23JDM WHEN TO STOP TESTING. A COEFFICIENT TO MEASURE DIAGNOSTIC STABILITY

Tuesday, October 21, 2008
Columbus A-C (Hyatt Regency Penns Landing)
Jeremy Warner, MD, MS, University of California, San Francisco, San Francisco, CA
Purpose: Parsimonious diagnosis using partial information is potentially efficient and cost-effective.  However, additional information in the form of confirmatory testing may destabilize a diagnosis by casting it into doubt or sufficiently changing the post-test likelihood as to suggest an alternate diagnosis.  Quantifying this risk would enable decision makers to decide when it is acceptable to stop testing.

Methods: Diagnosis is assumed to occur within a Bayesian framework, with predefined numerical diagnostic thresholds.  A likelihood that does not exceed any threshold is considered indeterminate.  A coefficient τ (tau) is defined to quantify 1) the risk of recasting a diagnosis as indeterminate and 2) the risk of crossing an alternate diagnostic threshold.  This coefficient is calculated by examining the entire subset of uncollected information and multiplying the magnitudes of likelihood change by the expected frequency of any given test result.  Any number of sequential tests can be considered; one-level look-ahead is used to illustrate the coefficient.
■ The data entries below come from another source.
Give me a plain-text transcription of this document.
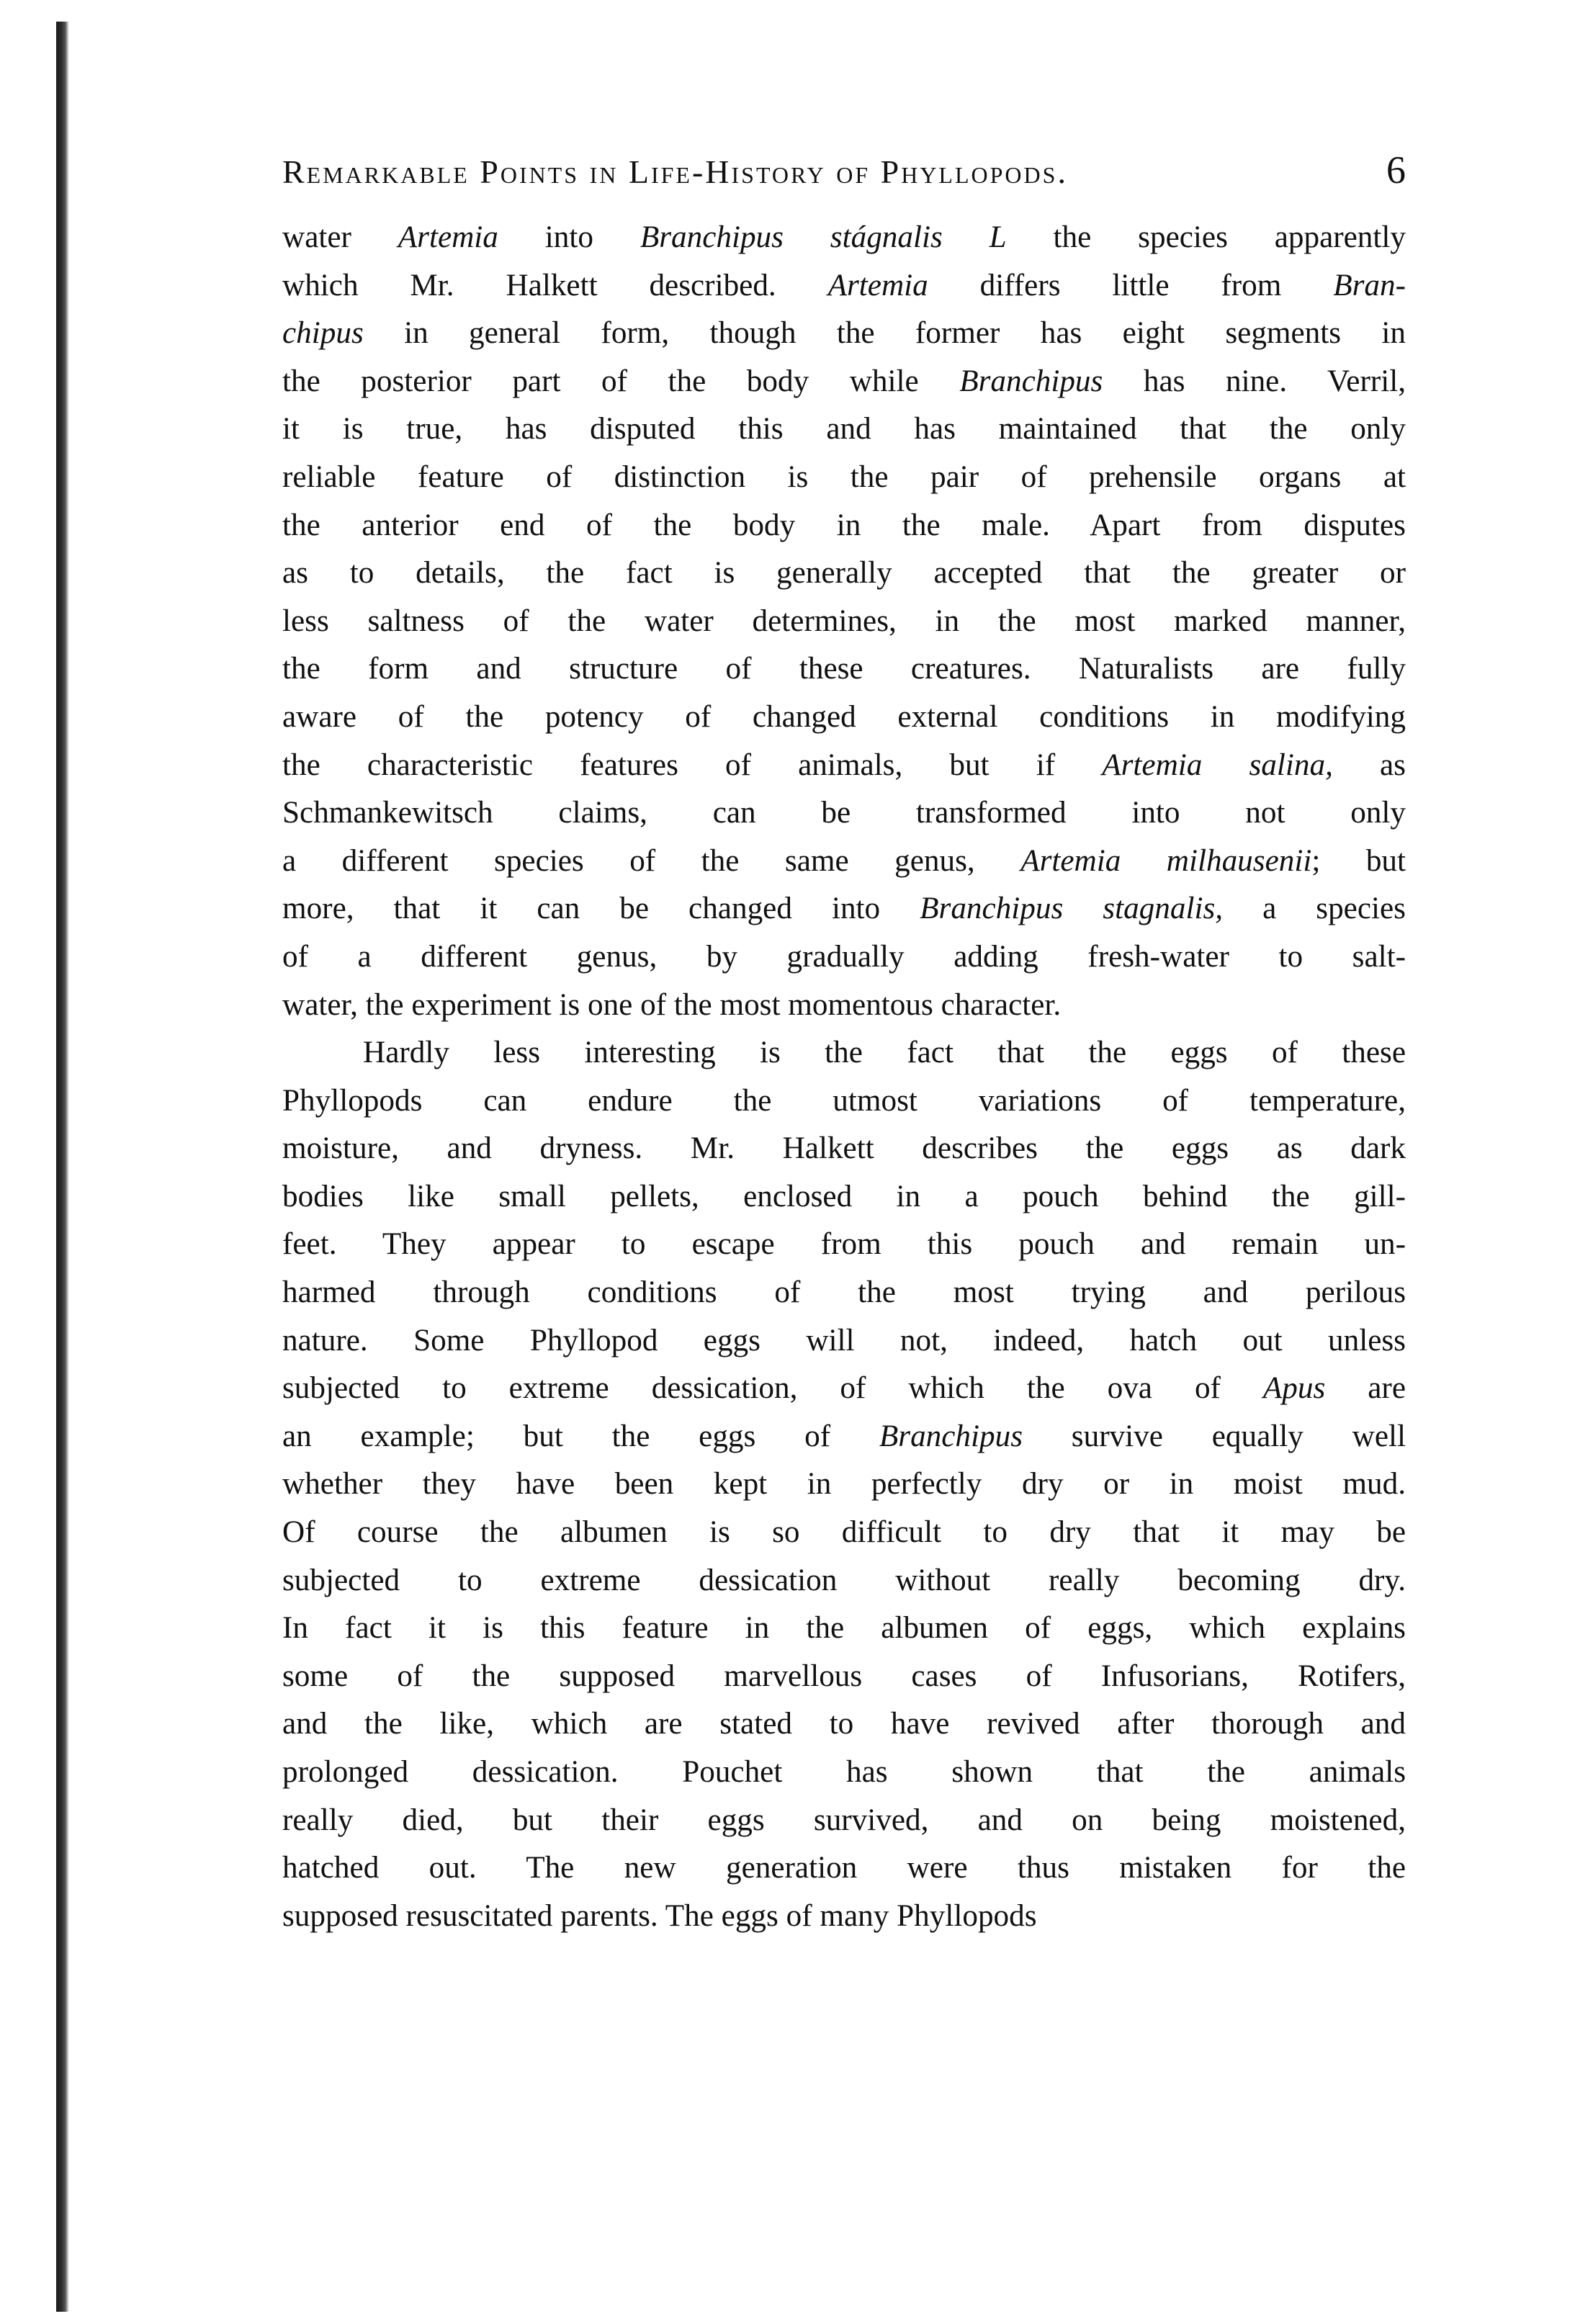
Remarkable Points in Life-History of Phyllopods.	6

water Artemia into Branchipus stágnalis L the species apparently
which Mr. Halkett described. Artemia differs little from Bran-
chipus in general form, though the former has eight segments in
the posterior part of the body while Branchipus has nine. Verril,
it is true, has disputed this and has maintained that the only
reliable feature of distinction is the pair of prehensile organs at
the anterior end of the body in the male. Apart from disputes
as to details, the fact is generally accepted that the greater or
less saltness of the water determines, in the most marked manner,
the form and structure of these creatures. Naturalists are fully
aware of the potency of changed external conditions in modifying
the characteristic features of animals, but if Artemia salina, as
Schmankewitsch claims, can be transformed into not only
a different species of the same genus, Artemia milhausenii; but
more, that it can be changed into Branchipus stagnalis, a species
of a different genus, by gradually adding fresh-water to salt-
water, the experiment is one of the most momentous character.

Hardly less interesting is the fact that the eggs of these
Phyllopods can endure the utmost variations of temperature,
moisture, and dryness. Mr. Halkett describes the eggs as dark
bodies like small pellets, enclosed in a pouch behind the gill-
feet. They appear to escape from this pouch and remain un-
harmed through conditions of the most trying and perilous
nature. Some Phyllopod eggs will not, indeed, hatch out unless
subjected to extreme dessication, of which the ova of Apus are
an example; but the eggs of Branchipus survive equally well
whether they have been kept in perfectly dry or in moist mud.
Of course the albumen is so difficult to dry that it may be
subjected to extreme dessication without really becoming dry.
In fact it is this feature in the albumen of eggs, which explains
some of the supposed marvellous cases of Infusorians, Rotifers,
and the like, which are stated to have revived after thorough and
prolonged dessication. Pouchet has shown that the animals
really died, but their eggs survived, and on being moistened,
hatched out. The new generation were thus mistaken for the
supposed resuscitated parents. The eggs of many Phyllopods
Results: A common clinical scenario is used to illustrate τ: the diagnosis of pulmonary embolism, using the thresholds suggested by Roy et al: Low Clinical Probability of < 5%, and High Clinical Probability of >85%. Likelihoods between these thresholds would be considered indeterminate. In a potential scenario, the post-test likelihood after a positive venous Doppler ultrasound is 90%, which would ordinarily establish the diagnosis of pulmonary embolism. Consider two additional tests that could recast the diagnosis as indeterminate: V/Q scan (negative LR 0.05) and CT pulmonary angiogram (negative LR 0.11). If each of these gives a negative result 10% of the time, the calculated τ is 9.9. If the post-test likelihood after ultrasound were instead 99%, τ would no longer include the CT pulmonary angiogram result (a negative test would change the likelihood to 91.5%, which remains within the threshold >85%). The calculated τ would then be 1.6.

Discussion: The new coefficient τ has the potential to aid clinical decision makers who are practicing parsimonious diagnosis. The value of τ at which it would be reasonable to stop testing is not explicitly defined and will depend on the hypotheses under consideration. In the example above, τ=9.9 is sufficiently high to warrant further testing, while τ=1.6 is sufficiently low that testing could be stopped.